I did actually mean additional columns - in the sense that for attributes at least, the the wide attribute is just one column, but for “AND” and “OR” headers, there are additional columns to consider/add when building out the long-format data. For example, if the EU4S template only had a “in_2_AND_name_insType__sampler_” column, we wouldn’t need an additional row in the long data. But because we have “in_2_AND_name_insType__sampler_” and “in_2_AND_name_insType__flowmeter_” as columns, we do need an additional row. If that makes sense?

And thank you for adding on about the expandability of the tags! I had forgotten.

This generally looks good.

  1. Agree. For EU this approach works. I expect there will be situations where there are more collision challenges and we may need to keep both. In that case add an additional index at the very end of the wide name? long_name_1, long_name_2`.

  2. I am having a hard time following – I’d need an example – but is sounds like you’ve figured it out? :man_shrugging:

  3. I am nervous about the approach using . because this is method chaing in javascript, SAS, etc. and it is a use that R and Python guides have been depreciating. For both R and Python, there is a convesion to use . for managing variable name duplcation, but there are coding considerations in python.

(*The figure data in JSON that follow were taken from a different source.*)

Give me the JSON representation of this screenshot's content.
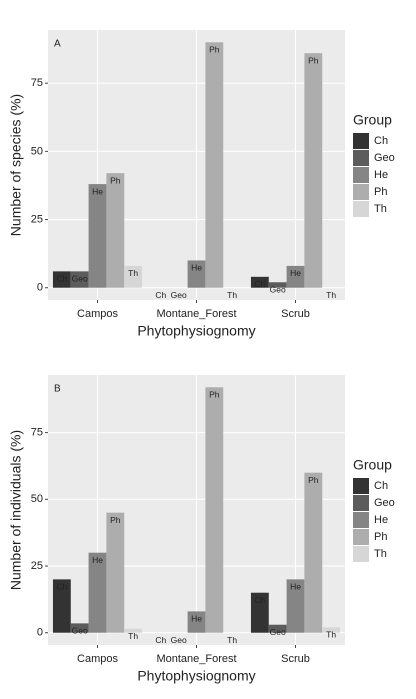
{
  "chart_data": [
    {
      "type": "bar",
      "tag": "A",
      "ylabel": "Number of species (%)",
      "xlabel": "Phytophysiognomy",
      "categories": [
        "Campos",
        "Montane_Forest",
        "Scrub"
      ],
      "legend_title": "Group",
      "series": [
        {
          "name": "Ch",
          "color": "#333333",
          "values": [
            6,
            0,
            4
          ]
        },
        {
          "name": "Geo",
          "color": "#5c5c5c",
          "values": [
            6,
            0,
            2
          ]
        },
        {
          "name": "He",
          "color": "#858585",
          "values": [
            38,
            10,
            8
          ]
        },
        {
          "name": "Ph",
          "color": "#adadad",
          "values": [
            42,
            90,
            86
          ]
        },
        {
          "name": "Th",
          "color": "#d6d6d6",
          "values": [
            8,
            0,
            0
          ]
        }
      ],
      "ylim": [
        -4.5,
        94.5
      ],
      "yticks": [
        0,
        25,
        50,
        75
      ],
      "grid": true
    },
    {
      "type": "bar",
      "tag": "B",
      "ylabel": "Number of individuals (%)",
      "xlabel": "Phytophysiognomy",
      "categories": [
        "Campos",
        "Montane_Forest",
        "Scrub"
      ],
      "legend_title": "Group",
      "series": [
        {
          "name": "Ch",
          "color": "#333333",
          "values": [
            20,
            0,
            15
          ]
        },
        {
          "name": "Geo",
          "color": "#5c5c5c",
          "values": [
            3.5,
            0,
            3
          ]
        },
        {
          "name": "He",
          "color": "#858585",
          "values": [
            30,
            8,
            20
          ]
        },
        {
          "name": "Ph",
          "color": "#adadad",
          "values": [
            45,
            92,
            60
          ]
        },
        {
          "name": "Th",
          "color": "#d6d6d6",
          "values": [
            1.5,
            0,
            2
          ]
        }
      ],
      "ylim": [
        -4.6,
        96.6
      ],
      "yticks": [
        0,
        25,
        50,
        75
      ],
      "grid": true
    }
  ]
}
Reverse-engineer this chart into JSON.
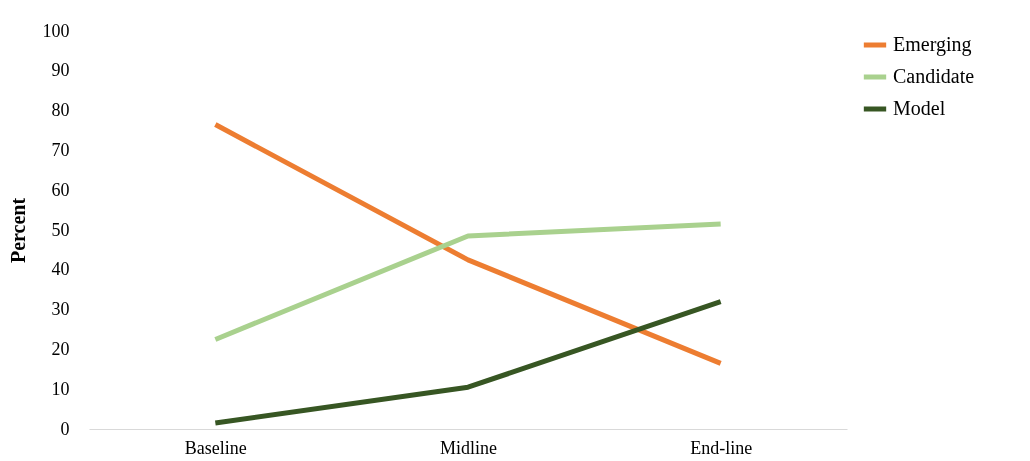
{
  "chart_data": {
    "type": "line",
    "ylabel": "Percent",
    "categories": [
      "Baseline",
      "Midline",
      "End-line"
    ],
    "series": [
      {
        "name": "Emerging",
        "color": "#ed7d31",
        "values": [
          76.5,
          42.5,
          16.5
        ]
      },
      {
        "name": "Candidate",
        "color": "#a9d18e",
        "values": [
          22.5,
          48.5,
          51.5
        ]
      },
      {
        "name": "Model",
        "color": "#375623",
        "values": [
          1.5,
          10.5,
          32
        ]
      }
    ],
    "ylim": [
      0,
      100
    ],
    "yticks": [
      0,
      10,
      20,
      30,
      40,
      50,
      60,
      70,
      80,
      90,
      100
    ],
    "grid": false,
    "legend": "top right",
    "marker": "none",
    "line_style": "solid"
  }
}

For qualityFlag, and similar (common) issues where there is a lack of specificity in a wide table. I wonder about either putting the tag on all measures - potentially as a new non-specific quality flag that is designed for this purpose that says conveys something like 'no quality issues for the collection of measures and samples attribute that are broadly related to this measure".

If we are using tags, I suggest something like _o#. Is this possible.